China

Swipe

De Opiumoorlog

De 18e eeuw gaf een opbloei van de internationale handel met China te zien, maar er was één probleem: westerse landen bezaten weinig koopwaar waar het pre-industriële China behoefte aan had. Dit tekort op de handelsbalans frustreerde Britse kooplui, die in een toenemende vraag naar een nieuwe drank moesten voorzien – thee, die in snel tempo populair werd. De oplossing vonden ze in de papavervelden van het koloniale India.

Het roken van opium was in 1729 door de keizerlijke Chinese regering verboden, maar Britse handelaren kochten de plaatselijke functionarissen om om een oogje dicht te knijpen, en begonnen grote hoeveelheden van de drug vanuit Brits-Indië naar de Zuid-Chinese haven te verschepen. Hun bedoeling was een land van verslaafden te creëren, en zo een onbeperkte markt.

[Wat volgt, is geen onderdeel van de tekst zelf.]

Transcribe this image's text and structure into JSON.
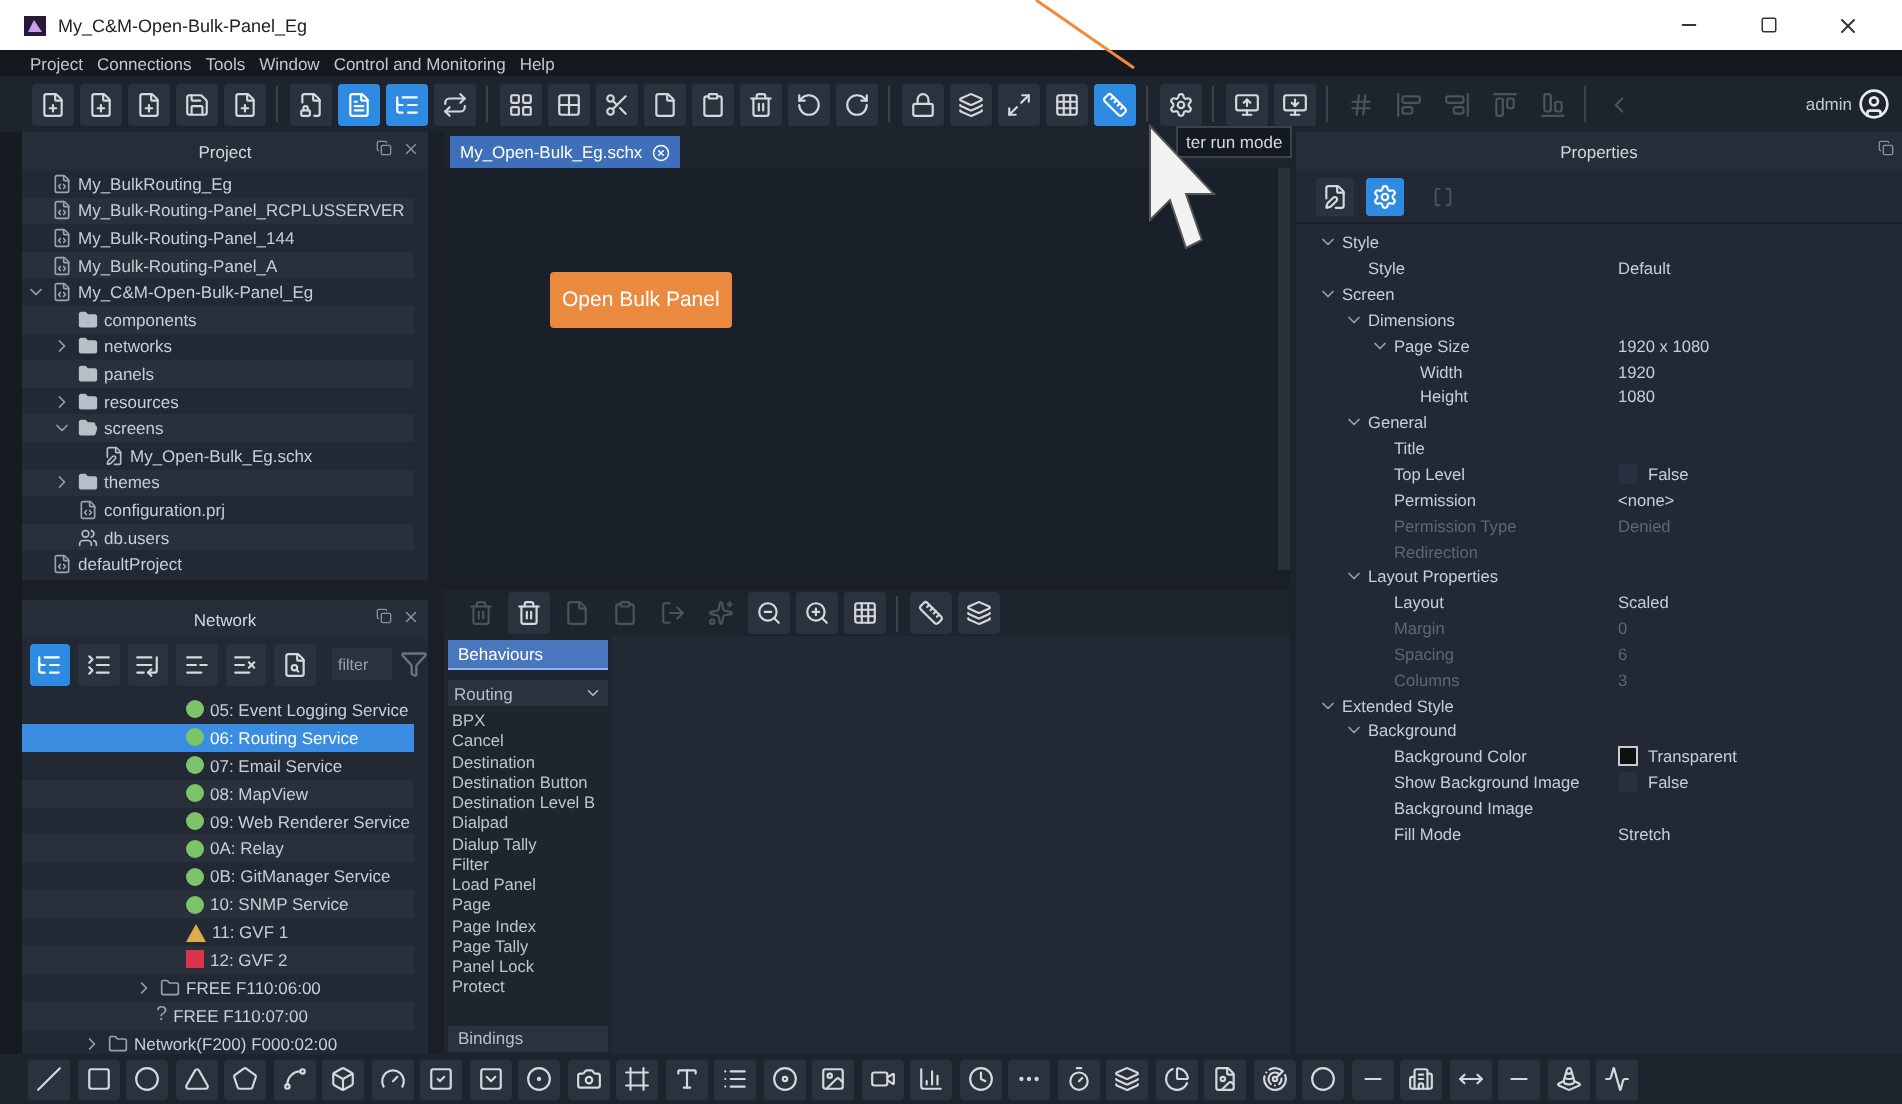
{
  "window": {
    "title": "My_C&M-Open-Bulk-Panel_Eg"
  },
  "menu": [
    "Project",
    "Connections",
    "Tools",
    "Window",
    "Control and Monitoring",
    "Help"
  ],
  "toolbar": [
    {
      "active": false,
      "disabled": false
    },
    {
      "active": false,
      "disabled": false
    },
    {
      "active": false,
      "disabled": false
    },
    {
      "active": false,
      "disabled": false
    },
    {
      "active": false,
      "disabled": false
    },
    {
      "active": false,
      "disabled": false
    },
    {
      "active": true,
      "disabled": false
    },
    {
      "active": true,
      "disabled": false
    },
    {
      "active": false,
      "disabled": false
    },
    {
      "active": false,
      "disabled": false
    },
    {
      "active": false,
      "disabled": false
    },
    {
      "active": false,
      "disabled": false
    },
    {
      "active": false,
      "disabled": false
    },
    {
      "active": false,
      "disabled": false
    },
    {
      "active": false,
      "disabled": false
    },
    {
      "active": false,
      "disabled": false
    },
    {
      "active": false,
      "disabled": false
    },
    {
      "active": false,
      "disabled": false
    },
    {
      "active": false,
      "disabled": false
    },
    {
      "active": false,
      "disabled": false
    },
    {
      "active": false,
      "disabled": false
    },
    {
      "active": true,
      "disabled": false
    },
    {
      "active": false,
      "disabled": false
    },
    {
      "active": false,
      "disabled": false
    },
    {
      "active": false,
      "disabled": false
    },
    {
      "active": false,
      "disabled": true
    },
    {
      "active": false,
      "disabled": true
    },
    {
      "active": false,
      "disabled": true
    },
    {
      "active": false,
      "disabled": true
    },
    {
      "active": false,
      "disabled": true
    },
    {
      "active": false,
      "disabled": true
    }
  ],
  "user": {
    "name": "admin"
  },
  "tooltip": "ter run mode",
  "project_panel": {
    "title": "Project",
    "tree": [
      {
        "label": "My_BulkRouting_Eg",
        "kind": "project"
      },
      {
        "label": "My_Bulk-Routing-Panel_RCPLUSSERVER",
        "kind": "project"
      },
      {
        "label": "My_Bulk-Routing-Panel_144",
        "kind": "project"
      },
      {
        "label": "My_Bulk-Routing-Panel_A",
        "kind": "project"
      },
      {
        "label": "My_C&M-Open-Bulk-Panel_Eg",
        "kind": "project",
        "expanded": true,
        "children": [
          {
            "label": "components",
            "kind": "folder"
          },
          {
            "label": "networks",
            "kind": "folder",
            "expanded": false
          },
          {
            "label": "panels",
            "kind": "folder"
          },
          {
            "label": "resources",
            "kind": "folder",
            "expanded": false
          },
          {
            "label": "screens",
            "kind": "folder",
            "expanded": true,
            "children": [
              {
                "label": "My_Open-Bulk_Eg.schx",
                "kind": "file"
              }
            ]
          },
          {
            "label": "themes",
            "kind": "folder",
            "expanded": false
          },
          {
            "label": "configuration.prj",
            "kind": "project"
          },
          {
            "label": "db.users",
            "kind": "users"
          }
        ]
      },
      {
        "label": "defaultProject",
        "kind": "project"
      }
    ]
  },
  "network_panel": {
    "title": "Network",
    "toolbar": [
      {
        "selected": true
      },
      {
        "selected": false
      },
      {
        "selected": false
      },
      {
        "selected": false
      },
      {
        "selected": false
      },
      {
        "selected": false
      }
    ],
    "filter": {
      "placeholder": "filter"
    },
    "tree": [
      {
        "label": "05: Event Logging Service",
        "kind": "service",
        "color": "#7cc36a",
        "selected": false
      },
      {
        "label": "06: Routing Service",
        "kind": "service",
        "color": "#7cc36a",
        "selected": true
      },
      {
        "label": "07: Email Service",
        "kind": "service",
        "color": "#7cc36a",
        "selected": false
      },
      {
        "label": "08: MapView",
        "kind": "service",
        "color": "#7cc36a",
        "selected": false
      },
      {
        "label": "09: Web Renderer Service",
        "kind": "service",
        "color": "#7cc36a",
        "selected": false
      },
      {
        "label": "0A: Relay",
        "kind": "service",
        "color": "#7cc36a",
        "selected": false
      },
      {
        "label": "0B: GitManager Service",
        "kind": "service",
        "color": "#7cc36a",
        "selected": false
      },
      {
        "label": "10: SNMP Service",
        "kind": "service",
        "color": "#7cc36a",
        "selected": false
      },
      {
        "label": "11: GVF 1",
        "kind": "alert",
        "color": "#e0a94a",
        "selected": false
      },
      {
        "label": "12: GVF 2",
        "kind": "fault",
        "color": "#d9344a",
        "selected": false
      },
      {
        "label": "FREE F110:06:00",
        "kind": "folder",
        "expanded": false,
        "selected": false
      },
      {
        "label": "FREE F110:07:00",
        "kind": "unknown",
        "marker": "?",
        "selected": false
      },
      {
        "label": "Network(F200) F000:02:00",
        "kind": "network",
        "expanded": false,
        "selected": false
      }
    ]
  },
  "editor": {
    "tabs": [
      {
        "label": "My_Open-Bulk_Eg.schx",
        "selected": true
      }
    ],
    "canvas_button": "Open Bulk Panel",
    "toolbar": [
      {
        "disabled": true
      },
      {
        "disabled": false
      },
      {
        "disabled": true
      },
      {
        "disabled": true
      },
      {
        "disabled": true
      },
      {
        "disabled": true
      },
      {
        "disabled": false
      },
      {
        "disabled": false
      },
      {
        "disabled": false
      },
      {
        "disabled": false
      },
      {
        "disabled": false
      }
    ],
    "palette": {
      "sections": [
        {
          "label": "Behaviours",
          "selected": true
        },
        {
          "label": "Bindings",
          "selected": false
        }
      ],
      "category": "Routing",
      "items": [
        "BPX",
        "Cancel",
        "Destination",
        "Destination Button",
        "Destination Level B",
        "Dialpad",
        "Dialup Tally",
        "Filter",
        "Load Panel",
        "Page",
        "Page Index",
        "Page Tally",
        "Panel Lock",
        "Protect"
      ]
    }
  },
  "properties": {
    "title": "Properties",
    "toolbar": [
      {
        "selected": false
      },
      {
        "selected": true
      }
    ],
    "tree": [
      {
        "label": "Style",
        "expanded": true,
        "children": [
          {
            "label": "Style",
            "value": "Default"
          }
        ]
      },
      {
        "label": "Screen",
        "expanded": true,
        "children": [
          {
            "label": "Dimensions",
            "expanded": true,
            "children": [
              {
                "label": "Page Size",
                "value": "1920 x 1080",
                "expanded": true,
                "children": [
                  {
                    "label": "Width",
                    "value": "1920"
                  },
                  {
                    "label": "Height",
                    "value": "1080"
                  }
                ]
              }
            ]
          },
          {
            "label": "General",
            "expanded": true,
            "children": [
              {
                "label": "Title"
              },
              {
                "label": "Top Level",
                "kind": "checkbox",
                "checked": false,
                "value": "False"
              },
              {
                "label": "Permission",
                "value": "<none>"
              },
              {
                "label": "Permission Type",
                "value": "Denied",
                "disabled": true
              },
              {
                "label": "Redirection",
                "disabled": true
              }
            ]
          },
          {
            "label": "Layout Properties",
            "expanded": true,
            "children": [
              {
                "label": "Layout",
                "value": "Scaled"
              },
              {
                "label": "Margin",
                "value": "0",
                "disabled": true
              },
              {
                "label": "Spacing",
                "value": "6",
                "disabled": true
              },
              {
                "label": "Columns",
                "value": "3",
                "disabled": true
              }
            ]
          }
        ]
      },
      {
        "label": "Extended Style",
        "expanded": true,
        "children": [
          {
            "label": "Background",
            "expanded": true,
            "children": [
              {
                "label": "Background Color",
                "kind": "color",
                "value": "Transparent"
              },
              {
                "label": "Show Background Image",
                "kind": "checkbox",
                "checked": false,
                "value": "False"
              },
              {
                "label": "Background Image"
              },
              {
                "label": "Fill Mode",
                "value": "Stretch"
              }
            ]
          }
        ]
      }
    ]
  }
}
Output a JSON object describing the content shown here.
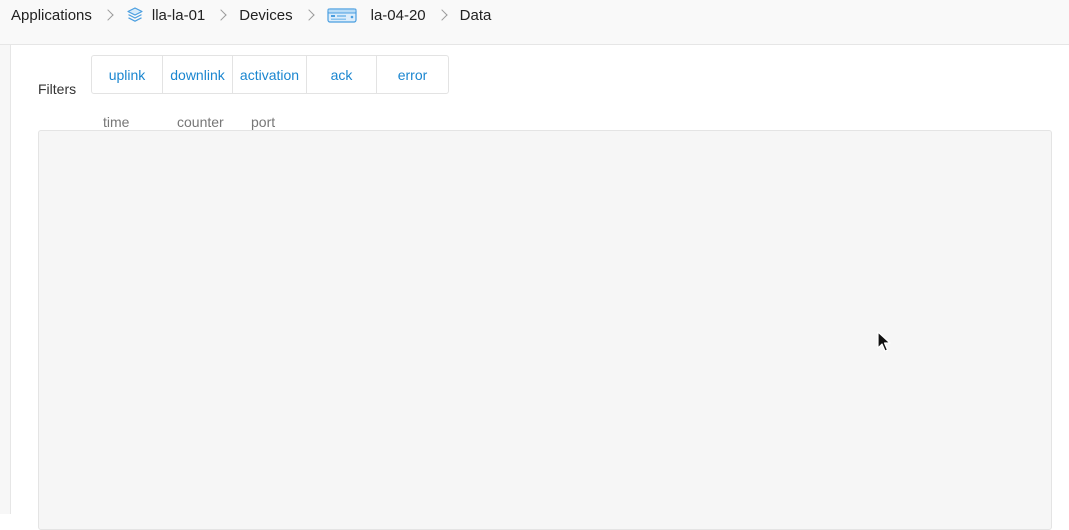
{
  "breadcrumb": {
    "applications": "Applications",
    "application": "lla-la-01",
    "devices": "Devices",
    "device": "la-04-20",
    "current": "Data"
  },
  "filters": {
    "label": "Filters",
    "buttons": [
      "uplink",
      "downlink",
      "activation",
      "ack",
      "error"
    ]
  },
  "table": {
    "columns": [
      "time",
      "counter",
      "port"
    ]
  },
  "colors": {
    "accent": "#1a86d0",
    "icon_blue": "#4a9ee0",
    "panel_bg": "#f6f6f6"
  },
  "icons": {
    "application": "layers-icon",
    "device": "device-icon",
    "separator": "chevron-right-icon"
  }
}
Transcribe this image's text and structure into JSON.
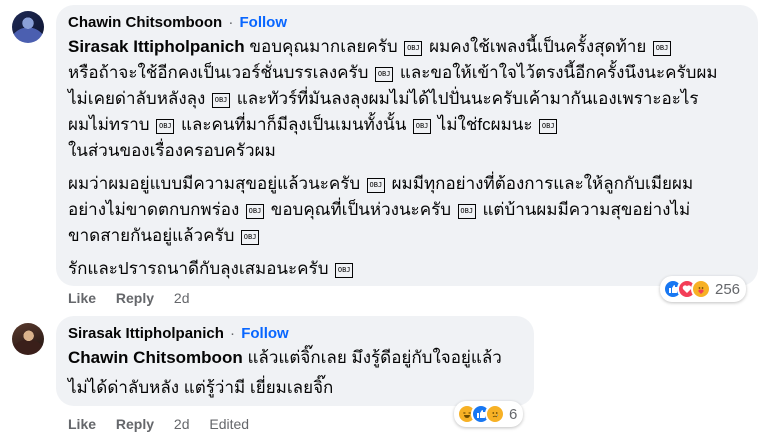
{
  "comments": [
    {
      "author": "Chawin Chitsomboon",
      "follow_label": "Follow",
      "separator": "·",
      "lines": [
        {
          "mention": "Sirasak Ittipholpanich",
          "segments": [
            " ขอบคุณมากเลยครับ ",
            "OBJ",
            " ผมคงใช้เพลงนี้เป็นครั้งสุดท้าย ",
            "OBJ"
          ]
        },
        {
          "segments": [
            "หรือถ้าจะใช้อีกคงเป็นเวอร์ชั่นบรรเลงครับ ",
            "OBJ",
            " และขอให้เข้าใจไว้ตรงนี้อีกครั้งนึงนะครับผม"
          ]
        },
        {
          "segments": [
            "ไม่เคยด่าลับหลังลุง ",
            "OBJ",
            " และทัวร์ที่มันลงลุงผมไม่ได้ไปปั่นนะครับเค้ามากันเองเพราะอะไร"
          ]
        },
        {
          "segments": [
            "ผมไม่ทราบ ",
            "OBJ",
            " และคนที่มาก็มีลุงเป็นเมนทั้งนั้น ",
            "OBJ",
            " ไม่ใช่fcผมนะ ",
            "OBJ"
          ]
        },
        {
          "segments": [
            "ในส่วนของเรื่องครอบครัวผม"
          ]
        },
        {
          "segments": [
            "ผมว่าผมอยู่แบบมีความสุขอยู่แล้วนะครับ ",
            "OBJ",
            " ผมมีทุกอย่างที่ต้องการและให้ลูกกับเมียผม"
          ]
        },
        {
          "segments": [
            "อย่างไม่ขาดตกบกพร่อง ",
            "OBJ",
            " ขอบคุณที่เป็นห่วงนะครับ ",
            "OBJ",
            " แต่บ้านผมมีความสุขอย่างไม่"
          ]
        },
        {
          "segments": [
            "ขาดสายกันอยู่แล้วครับ ",
            "OBJ"
          ]
        },
        {
          "segments": [
            "รักและปรารถนาดีกับลุงเสมอนะครับ ",
            "OBJ"
          ]
        }
      ],
      "actions": {
        "like": "Like",
        "reply": "Reply",
        "time": "2d"
      },
      "reaction_count": "256",
      "reaction_icons": [
        "like-icon",
        "love-icon",
        "care-icon"
      ]
    },
    {
      "author": "Sirasak Ittipholpanich",
      "follow_label": "Follow",
      "separator": "·",
      "lines": [
        {
          "mention": "Chawin Chitsomboon",
          "segments": [
            " แล้วแต่จิ๊กเลย มึงรู้ดีอยู่กับใจอยู่แล้ว"
          ]
        },
        {
          "segments": [
            "ไม่ได้ด่าลับหลัง แต่รู้ว่ามี เยี่ยมเลยจิ๊ก"
          ]
        }
      ],
      "actions": {
        "like": "Like",
        "reply": "Reply",
        "time": "2d",
        "edited": "Edited"
      },
      "reaction_count": "6",
      "reaction_icons": [
        "haha-icon",
        "like-icon",
        "sad-icon"
      ]
    }
  ],
  "colors": {
    "follow": "#0866ff",
    "bubble": "#f0f2f5",
    "meta": "#65676b"
  }
}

In 1788 werden 2330 kisten opium geïmporteerd, maar tegen 1830 was dat aantal toegenomen tot 17.257. Overal in het land schoten de opiumkitten uit de grond. Ambtenaren, die vaak zelf verslaafd waren, konden geen weerstand bieden aan de douceurtjes die hun door de nu rijk geworden Britse bedrijven werden geboden.

In 1839 benoemde de Qing-regering Lin Zexu tot speciaal gevolmachtigde in Guangzhou. Deze liet zich niet omkopen, en binnen twee maanden had hij de handel stilgelegd en meer dan 20.000 kisten van het verdovende middel vernietigd. Hij deed ook een moreel appèl op koningin Victoria, in een brief waarin hij erop wees dat haar regering opium in Groot-Brittannië had verboden, maar het wel naar andere landen bleef uitvoeren.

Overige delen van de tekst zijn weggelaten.